高輪ホテルでカンファレンス?京王プラザホテルで製品発表会? 
そんなホテル聞いた事ないけど、スーパーホテルとか東横インよりスゴイの? 

・工場の周りにはホテルどころか、民家すらない。
・最寄り駅周辺のホテルは、選択肢が少なすぎる。
・ホテル周辺に飲食店やコンビニが無いと、餓死を覚悟する。
・かろうじて個人経営の居酒屋はあるが、酒が飲めないので入りにくい。
・最寄りのファミレス(ホテルから徒歩20分)でディナー。
・ローカルTV番組やCMを見ている時が、一番出張している実感がわく。
・早めに打ち合わせが終わってホテルに来ると、本当にやることがない。
・LANが無いホテルを選んでしまい、心を無にして眠くなるまで待つ。
・有料チャンネルの魅力に抗う。
・備え付けアラームの設定がわからない。
・結局スマホのアラームを設定する。
・枕が微妙に合わないと寝付きが悪い。
・アパホテルでは社長の漫画を読んでしまう。
・シャワーを浴びてると、ホラー映画のワンシーンを回想してしまう。
・朝食バイキングでつい食べ過ぎてしまい、打ち合わせに集中できない。
・朝食のないホテルを選んでしまい、空腹で目を回しながら打ち合わせ。

・帰路編 ~一仕事終えてを改めて自分について学ぶ~

皆さんは打ち合わせが終わったら、30分くらいで帰宅でしょうか。
私は新幹線なので、3時間くらいです。
 
・帰りの新幹線や飛行機の中で、「自分は絶対田舎の工場では働けないな」と、毎回思う。
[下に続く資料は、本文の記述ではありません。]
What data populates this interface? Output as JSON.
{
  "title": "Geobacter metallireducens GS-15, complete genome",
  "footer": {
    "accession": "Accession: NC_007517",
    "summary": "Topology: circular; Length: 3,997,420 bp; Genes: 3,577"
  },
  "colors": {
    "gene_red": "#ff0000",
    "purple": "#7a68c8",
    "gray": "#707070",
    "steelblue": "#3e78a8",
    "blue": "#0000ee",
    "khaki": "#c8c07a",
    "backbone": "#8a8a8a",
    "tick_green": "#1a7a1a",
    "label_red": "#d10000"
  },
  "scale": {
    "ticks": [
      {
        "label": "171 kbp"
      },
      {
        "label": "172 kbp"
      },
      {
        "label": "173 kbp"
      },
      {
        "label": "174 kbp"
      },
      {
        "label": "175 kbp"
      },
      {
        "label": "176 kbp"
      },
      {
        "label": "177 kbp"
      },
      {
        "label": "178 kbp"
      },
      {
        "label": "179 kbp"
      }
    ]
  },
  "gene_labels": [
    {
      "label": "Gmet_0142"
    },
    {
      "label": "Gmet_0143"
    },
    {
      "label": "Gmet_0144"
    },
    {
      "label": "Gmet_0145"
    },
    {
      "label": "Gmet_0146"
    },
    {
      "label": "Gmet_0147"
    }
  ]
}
長々書いてきましたが、製造業と仕事を仕事をするとこんな日常を送れます。
ITエンジニアといえば社内での業務が中心で、顧客との打ち合わせやセミナーなども都内が当たり前です。
こうした出張の機会は少なく、ましてや地方の工場となれば、製造業に特化した会社でなければ機会はありません。
そんな皆様にも、普段馴染みのない世界に触れるきっかけになれば幸いです。
皆さんも弊社に転職すれば、こんな経験ができますよ。